Nevertheless, despite my invitation, Mr Achille has not adequately addressed my finding at [52.4] that, even if I was wrong to draw such inferences in the defendants’ favour (as I now accept is properly arguable), he has wholly failed to establish a strong prima facie case that Mr Calcutt amended the emails and provided them to him with the intention of bringing about a state of affairs which, objectively construed, amounted to an interference with the administration of justice. Even if Mr Achille were able to surmount that hurdle, he would also have to succeed in challenging my findings that the public interest would not be served by allowing these committal proceedings to be brought; that the proceedings are disproportionate; and that they are not brought in accordance with the overriding objective.
THE PUBLIC INTEREST
Mr Achille argues that refusing permission unduly interferes with his right to protect his reputation and his human rights. The difficulty with that submission is that defamation proceedings are the proper vehicle to protect a claimant’s reputation. The protection of reputation is not the focus of committal proceedings.

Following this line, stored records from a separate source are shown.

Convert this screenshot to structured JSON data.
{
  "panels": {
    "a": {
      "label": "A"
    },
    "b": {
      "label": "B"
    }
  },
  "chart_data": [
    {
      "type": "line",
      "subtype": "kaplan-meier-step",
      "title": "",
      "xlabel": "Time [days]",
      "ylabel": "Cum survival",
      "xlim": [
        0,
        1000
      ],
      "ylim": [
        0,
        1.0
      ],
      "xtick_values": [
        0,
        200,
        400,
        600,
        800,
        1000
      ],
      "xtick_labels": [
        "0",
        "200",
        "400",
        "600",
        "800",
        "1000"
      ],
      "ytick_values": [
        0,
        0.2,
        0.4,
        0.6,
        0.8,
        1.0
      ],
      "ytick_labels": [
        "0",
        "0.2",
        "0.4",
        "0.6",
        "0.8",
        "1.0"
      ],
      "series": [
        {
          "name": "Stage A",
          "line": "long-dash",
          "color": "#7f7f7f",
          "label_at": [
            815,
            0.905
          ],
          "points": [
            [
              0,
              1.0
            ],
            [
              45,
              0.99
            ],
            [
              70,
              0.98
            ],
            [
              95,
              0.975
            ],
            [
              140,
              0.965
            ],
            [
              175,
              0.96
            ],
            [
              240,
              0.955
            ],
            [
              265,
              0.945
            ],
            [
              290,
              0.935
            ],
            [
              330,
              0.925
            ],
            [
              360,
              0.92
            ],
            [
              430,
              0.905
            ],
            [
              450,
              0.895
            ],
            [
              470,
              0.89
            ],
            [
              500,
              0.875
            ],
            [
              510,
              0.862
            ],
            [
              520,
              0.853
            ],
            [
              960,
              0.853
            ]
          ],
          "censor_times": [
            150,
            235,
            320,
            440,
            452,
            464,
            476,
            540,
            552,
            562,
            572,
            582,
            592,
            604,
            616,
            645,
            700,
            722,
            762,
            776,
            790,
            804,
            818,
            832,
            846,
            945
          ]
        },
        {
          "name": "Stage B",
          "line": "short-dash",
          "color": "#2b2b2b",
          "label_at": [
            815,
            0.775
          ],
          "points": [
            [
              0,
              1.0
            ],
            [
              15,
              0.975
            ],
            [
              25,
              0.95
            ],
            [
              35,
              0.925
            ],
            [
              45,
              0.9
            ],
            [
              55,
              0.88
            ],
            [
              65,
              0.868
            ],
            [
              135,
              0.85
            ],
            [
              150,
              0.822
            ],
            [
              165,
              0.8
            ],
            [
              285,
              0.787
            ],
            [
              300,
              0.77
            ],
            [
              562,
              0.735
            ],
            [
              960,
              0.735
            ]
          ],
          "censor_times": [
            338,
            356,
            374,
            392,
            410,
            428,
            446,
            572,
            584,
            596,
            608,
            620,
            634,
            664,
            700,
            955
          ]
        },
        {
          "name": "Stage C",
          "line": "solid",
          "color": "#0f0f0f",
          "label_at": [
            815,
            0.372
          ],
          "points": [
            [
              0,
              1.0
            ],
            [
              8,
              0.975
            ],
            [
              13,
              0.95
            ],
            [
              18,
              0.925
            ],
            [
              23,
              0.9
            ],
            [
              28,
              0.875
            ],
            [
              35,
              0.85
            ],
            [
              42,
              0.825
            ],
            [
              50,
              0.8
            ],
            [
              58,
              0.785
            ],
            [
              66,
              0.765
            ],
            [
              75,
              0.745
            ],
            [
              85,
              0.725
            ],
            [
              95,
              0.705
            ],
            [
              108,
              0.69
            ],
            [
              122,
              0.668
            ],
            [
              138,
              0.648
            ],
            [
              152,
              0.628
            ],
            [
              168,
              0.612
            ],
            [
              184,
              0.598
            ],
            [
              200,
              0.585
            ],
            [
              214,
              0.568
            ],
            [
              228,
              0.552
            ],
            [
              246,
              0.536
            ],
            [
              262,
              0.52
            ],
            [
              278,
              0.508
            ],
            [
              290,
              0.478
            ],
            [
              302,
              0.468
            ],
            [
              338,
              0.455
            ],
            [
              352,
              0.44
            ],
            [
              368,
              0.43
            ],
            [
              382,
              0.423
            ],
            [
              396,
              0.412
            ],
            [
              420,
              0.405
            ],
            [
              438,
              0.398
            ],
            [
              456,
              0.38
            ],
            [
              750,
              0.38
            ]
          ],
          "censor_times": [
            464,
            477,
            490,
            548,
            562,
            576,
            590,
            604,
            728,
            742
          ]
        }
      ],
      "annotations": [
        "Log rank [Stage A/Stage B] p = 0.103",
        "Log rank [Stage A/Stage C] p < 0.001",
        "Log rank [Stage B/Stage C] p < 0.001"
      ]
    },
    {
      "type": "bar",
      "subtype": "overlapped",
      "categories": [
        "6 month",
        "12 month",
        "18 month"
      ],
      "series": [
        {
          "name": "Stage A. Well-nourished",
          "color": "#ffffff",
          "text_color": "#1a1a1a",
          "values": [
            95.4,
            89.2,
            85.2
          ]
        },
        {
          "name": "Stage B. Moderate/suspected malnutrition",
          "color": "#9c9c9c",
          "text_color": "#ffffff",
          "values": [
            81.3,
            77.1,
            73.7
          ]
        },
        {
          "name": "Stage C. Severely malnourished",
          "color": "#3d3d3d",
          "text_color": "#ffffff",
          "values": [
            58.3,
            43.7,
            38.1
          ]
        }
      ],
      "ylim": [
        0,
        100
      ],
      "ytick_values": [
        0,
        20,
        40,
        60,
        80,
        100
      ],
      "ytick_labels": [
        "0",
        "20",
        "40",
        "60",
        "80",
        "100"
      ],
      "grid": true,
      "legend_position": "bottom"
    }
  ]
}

Despite my invitation, Mr Achille has not engaged with my reasoning at [55] and I am not satisfied that it is arguable that I was wrong to conclude that these committal proceedings are not in the public interest. Further, even if I am wrong on the question of public interest, Mr Achille would also have to succeed in challenging my findings that he has failed to establish a strong prima facie case; that the proceedings are disproportionate; and that they are not brought in accordance with the overriding objective.
OUTCOME
Accordingly, I refuse permission to appeal.
TIME FOR APPEALING
The parties have jointly asked me to adjourn the questions of costs and whether the court should make a civil restraint order so that they can conclude their current without-prejudice discussions. Those matters are listed for hearing on 14 June 2024. Mr Achille accepts that he could lodge an appeal now but argues that it is appropriate to extend time until 21 or 28 days after the final resolution of those issues such that any further appeal points that might arise from my eventual order on costs or the making of a civil restraint order can be taken together with his challenge to my February judgment in a single appeal.
I disagree. Parliament has reflected the desirability of achieving finality by providing that appeals must be brought within 21 days of the order of the lower court save where the lower court makes a contrary order pursuant to r.52.12 or the appeal court extends time pursuant to r.52.15. While it may be in the interests of justice to extend time where a litigant genuinely requires a longer period to formulate his or her appeal, it is not in my judgment appropriate for the lower court to order a substantial extension simply in anticipation that there might be further appeals from decisions upon issues which are not to be argued until almost 4 months after the court’s order. There are therefore no proper grounds for granting a substantial time for appealing extending into July 2024.
I do, however, accept Mr Achille’s fallback submission that the court should direct that the time for appealing should run to 22 March 2024, being the date 14 days after the handing down of this judgment.